Community engagement is not simply a data center issue; it is also a utility issue. Utilities sit at the frontline of public service delivery and are accountable to residential customers, commercial customers, regulators, and local communities. As a result, many utilities are increasingly interested in understanding how to enhance their AI Data Center Water Management initiatives. They seek to answer critical questions such as: Which engagement approaches build trust? Which messages do communities respond positively to? Which narratives create concern or resistance? How can transparency be improved? How can confidence be maintained as infrastructure, including the Data Center Water Strategy, expands? The challenge lies not just in building water infrastructure but in fostering confidence in the infrastructure decisions being made, which is a key focus at events like the Water Infrastructure Congress.
Following recommendations from developers and operators, we also expanded the research process to include power utilities, which is crucial for AI Data Center Water Management.
At first glance, this may seem unusual for a conference focused on water infrastructure, but the conversations quickly revealed why it matters.
Power utilities increasingly recognize that future AI infrastructure cannot be understood through electricity demand alone.
Cooling strategies influence water requirements, which in turn are critical for any effective Data Center Water Strategy.
Water strategies influence power requirements, and drought conditions may influence operational decisions.
Alternative water sourcing may also affect infrastructure planning.
The two systems are becoming increasingly interconnected.
As a result, power utilities are looking for greater visibility into future AI growth, cooling assumptions, and infrastructure planning decisions.

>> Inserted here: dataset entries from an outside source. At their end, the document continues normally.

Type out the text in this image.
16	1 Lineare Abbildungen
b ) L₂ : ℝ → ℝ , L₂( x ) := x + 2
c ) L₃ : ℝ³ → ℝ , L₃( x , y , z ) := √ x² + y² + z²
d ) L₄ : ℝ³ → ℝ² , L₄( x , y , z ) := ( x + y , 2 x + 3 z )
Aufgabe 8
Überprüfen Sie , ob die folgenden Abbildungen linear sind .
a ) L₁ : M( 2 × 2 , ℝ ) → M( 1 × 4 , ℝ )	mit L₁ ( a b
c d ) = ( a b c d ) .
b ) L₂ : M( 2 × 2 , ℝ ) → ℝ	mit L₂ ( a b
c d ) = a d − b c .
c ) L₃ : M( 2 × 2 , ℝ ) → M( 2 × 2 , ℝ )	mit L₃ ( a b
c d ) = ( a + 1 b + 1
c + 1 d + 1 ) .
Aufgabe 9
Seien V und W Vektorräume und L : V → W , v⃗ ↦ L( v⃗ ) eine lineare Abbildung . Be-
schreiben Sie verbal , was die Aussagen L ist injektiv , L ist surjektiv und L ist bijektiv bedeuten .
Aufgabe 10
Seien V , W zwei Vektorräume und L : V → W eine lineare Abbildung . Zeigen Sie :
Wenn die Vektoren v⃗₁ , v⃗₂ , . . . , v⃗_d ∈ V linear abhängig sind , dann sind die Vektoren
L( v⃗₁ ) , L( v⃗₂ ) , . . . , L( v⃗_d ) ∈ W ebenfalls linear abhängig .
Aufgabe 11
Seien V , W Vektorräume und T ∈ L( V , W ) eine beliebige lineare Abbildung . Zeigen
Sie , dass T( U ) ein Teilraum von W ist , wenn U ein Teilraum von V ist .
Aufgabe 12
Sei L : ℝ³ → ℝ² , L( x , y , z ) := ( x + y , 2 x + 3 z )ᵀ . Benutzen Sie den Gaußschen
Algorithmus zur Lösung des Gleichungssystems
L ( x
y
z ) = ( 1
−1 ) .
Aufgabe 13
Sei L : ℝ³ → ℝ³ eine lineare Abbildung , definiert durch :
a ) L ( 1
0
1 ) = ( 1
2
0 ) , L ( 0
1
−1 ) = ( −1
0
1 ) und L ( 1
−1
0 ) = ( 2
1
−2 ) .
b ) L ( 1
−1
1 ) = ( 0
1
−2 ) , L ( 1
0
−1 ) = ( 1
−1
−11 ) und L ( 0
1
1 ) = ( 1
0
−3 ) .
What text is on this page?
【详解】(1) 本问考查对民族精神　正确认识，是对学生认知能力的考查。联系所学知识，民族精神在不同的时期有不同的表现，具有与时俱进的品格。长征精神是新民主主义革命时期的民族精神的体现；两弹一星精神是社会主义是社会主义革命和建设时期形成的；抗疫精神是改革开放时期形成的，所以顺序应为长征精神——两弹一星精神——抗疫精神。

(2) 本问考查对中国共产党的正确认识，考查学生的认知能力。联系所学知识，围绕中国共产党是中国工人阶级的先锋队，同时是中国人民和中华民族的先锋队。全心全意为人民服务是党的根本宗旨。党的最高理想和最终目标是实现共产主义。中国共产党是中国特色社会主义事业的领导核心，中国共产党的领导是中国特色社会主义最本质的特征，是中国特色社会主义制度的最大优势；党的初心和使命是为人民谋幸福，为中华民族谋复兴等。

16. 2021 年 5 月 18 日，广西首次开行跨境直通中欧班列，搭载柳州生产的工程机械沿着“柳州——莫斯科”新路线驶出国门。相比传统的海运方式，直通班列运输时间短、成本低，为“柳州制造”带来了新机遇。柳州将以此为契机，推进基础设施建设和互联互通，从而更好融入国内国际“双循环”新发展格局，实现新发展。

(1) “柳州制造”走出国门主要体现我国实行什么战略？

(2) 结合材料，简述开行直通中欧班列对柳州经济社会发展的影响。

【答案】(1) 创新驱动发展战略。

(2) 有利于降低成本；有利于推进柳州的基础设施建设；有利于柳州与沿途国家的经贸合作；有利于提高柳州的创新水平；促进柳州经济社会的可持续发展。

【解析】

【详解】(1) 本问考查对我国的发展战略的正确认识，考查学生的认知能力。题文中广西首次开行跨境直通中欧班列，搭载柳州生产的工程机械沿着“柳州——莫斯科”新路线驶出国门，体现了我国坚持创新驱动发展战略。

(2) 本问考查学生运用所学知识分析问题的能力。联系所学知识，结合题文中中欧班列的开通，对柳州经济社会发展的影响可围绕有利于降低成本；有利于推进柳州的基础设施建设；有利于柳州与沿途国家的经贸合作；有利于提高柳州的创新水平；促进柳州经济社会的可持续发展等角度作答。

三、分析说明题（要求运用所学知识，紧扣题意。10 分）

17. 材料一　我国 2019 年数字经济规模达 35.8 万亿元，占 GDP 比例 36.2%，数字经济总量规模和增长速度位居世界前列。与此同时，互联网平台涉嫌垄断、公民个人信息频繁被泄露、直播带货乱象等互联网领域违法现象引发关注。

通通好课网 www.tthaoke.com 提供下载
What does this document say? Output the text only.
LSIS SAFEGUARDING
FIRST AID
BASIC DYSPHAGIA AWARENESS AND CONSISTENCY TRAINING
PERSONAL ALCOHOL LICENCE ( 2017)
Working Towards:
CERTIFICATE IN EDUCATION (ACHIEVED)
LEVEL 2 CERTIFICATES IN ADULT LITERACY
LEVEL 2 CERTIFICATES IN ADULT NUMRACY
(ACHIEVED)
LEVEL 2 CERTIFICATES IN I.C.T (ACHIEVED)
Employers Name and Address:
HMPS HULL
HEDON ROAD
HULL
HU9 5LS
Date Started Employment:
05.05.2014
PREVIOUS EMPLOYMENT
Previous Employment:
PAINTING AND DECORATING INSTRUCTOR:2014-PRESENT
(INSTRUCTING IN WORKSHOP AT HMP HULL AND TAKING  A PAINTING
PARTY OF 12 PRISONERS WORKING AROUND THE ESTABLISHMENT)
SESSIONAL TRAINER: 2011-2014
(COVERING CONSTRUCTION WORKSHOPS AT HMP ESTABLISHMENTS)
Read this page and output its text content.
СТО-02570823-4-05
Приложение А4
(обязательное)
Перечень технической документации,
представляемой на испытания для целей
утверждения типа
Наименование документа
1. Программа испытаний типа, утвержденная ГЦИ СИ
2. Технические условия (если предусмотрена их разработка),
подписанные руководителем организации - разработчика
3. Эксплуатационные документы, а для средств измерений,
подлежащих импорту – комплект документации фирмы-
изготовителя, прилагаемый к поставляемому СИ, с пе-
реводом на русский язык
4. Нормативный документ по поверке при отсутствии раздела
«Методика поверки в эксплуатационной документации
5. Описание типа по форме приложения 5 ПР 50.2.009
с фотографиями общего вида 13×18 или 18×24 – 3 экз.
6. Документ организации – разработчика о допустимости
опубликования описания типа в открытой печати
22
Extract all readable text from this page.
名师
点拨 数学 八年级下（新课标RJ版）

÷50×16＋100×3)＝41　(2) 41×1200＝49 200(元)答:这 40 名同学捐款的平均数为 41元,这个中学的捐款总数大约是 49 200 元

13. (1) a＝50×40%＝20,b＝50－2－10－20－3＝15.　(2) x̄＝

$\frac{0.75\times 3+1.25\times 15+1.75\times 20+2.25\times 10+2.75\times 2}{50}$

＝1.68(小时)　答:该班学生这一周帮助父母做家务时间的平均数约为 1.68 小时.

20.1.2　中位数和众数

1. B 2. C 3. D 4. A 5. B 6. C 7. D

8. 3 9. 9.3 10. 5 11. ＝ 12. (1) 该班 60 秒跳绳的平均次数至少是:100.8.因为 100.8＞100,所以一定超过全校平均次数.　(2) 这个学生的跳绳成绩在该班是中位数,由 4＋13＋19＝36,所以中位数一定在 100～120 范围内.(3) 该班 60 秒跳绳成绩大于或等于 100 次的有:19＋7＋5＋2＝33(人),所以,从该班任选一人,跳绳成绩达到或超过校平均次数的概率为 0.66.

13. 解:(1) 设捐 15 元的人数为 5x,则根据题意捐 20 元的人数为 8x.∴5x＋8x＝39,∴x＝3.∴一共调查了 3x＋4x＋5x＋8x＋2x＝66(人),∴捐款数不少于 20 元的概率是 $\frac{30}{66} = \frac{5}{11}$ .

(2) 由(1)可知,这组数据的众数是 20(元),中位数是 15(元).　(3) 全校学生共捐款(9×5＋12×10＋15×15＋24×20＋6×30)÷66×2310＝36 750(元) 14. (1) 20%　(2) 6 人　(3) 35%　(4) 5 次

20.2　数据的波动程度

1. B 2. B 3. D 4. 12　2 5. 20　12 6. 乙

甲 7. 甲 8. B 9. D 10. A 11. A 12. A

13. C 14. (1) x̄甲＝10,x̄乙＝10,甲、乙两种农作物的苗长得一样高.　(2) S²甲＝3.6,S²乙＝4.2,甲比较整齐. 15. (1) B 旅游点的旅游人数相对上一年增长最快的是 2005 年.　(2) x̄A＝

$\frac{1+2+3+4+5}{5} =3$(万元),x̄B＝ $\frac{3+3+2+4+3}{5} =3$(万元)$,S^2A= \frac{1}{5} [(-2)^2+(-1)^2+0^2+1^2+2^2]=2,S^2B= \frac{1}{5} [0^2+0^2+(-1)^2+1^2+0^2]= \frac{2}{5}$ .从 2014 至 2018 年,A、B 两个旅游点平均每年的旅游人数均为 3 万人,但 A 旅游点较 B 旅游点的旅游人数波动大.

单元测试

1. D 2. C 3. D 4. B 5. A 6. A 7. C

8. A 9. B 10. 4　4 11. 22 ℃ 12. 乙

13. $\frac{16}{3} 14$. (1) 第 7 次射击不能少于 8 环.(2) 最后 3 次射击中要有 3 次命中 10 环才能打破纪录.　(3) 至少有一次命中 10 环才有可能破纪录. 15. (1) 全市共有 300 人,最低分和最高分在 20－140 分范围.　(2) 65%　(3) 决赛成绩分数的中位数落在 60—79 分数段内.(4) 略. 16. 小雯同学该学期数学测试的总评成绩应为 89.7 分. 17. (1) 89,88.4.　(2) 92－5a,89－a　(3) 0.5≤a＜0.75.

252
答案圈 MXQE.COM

Like water utilities, they are trying to avoid surprises.
**Understanding The Water-Power Relationship**
One of the most important themes running throughout the Water Infrastructure Congress is the growing relationship between water and power.
This is not simply a discussion reserved for one or two standalone sessions; the water-power relationship is embedded throughout the programme.
Every major infrastructure decision increasingly creates consequences elsewhere.
A cooling decision may affect power demand, a power strategy may influence water requirements, and a water sourcing decision may affect resilience assumptions.
An infrastructure investment decision may shape future operating flexibility.
Understanding those interactions is becoming increasingly important for utilities, operators, planners, and regulators alike.
**Bringing The Entire Infrastructure Conversation Together**
The future of AI infrastructure will not be shaped by data center operators alone, nor will it be shaped by utilities acting independently.
It will increasingly depend upon coordination between water utilities, power utilities, hyperscalers, colocation providers, planners, regulators, and communities.
This event has been designed to create that conversation, not because every stakeholder shares the same priorities.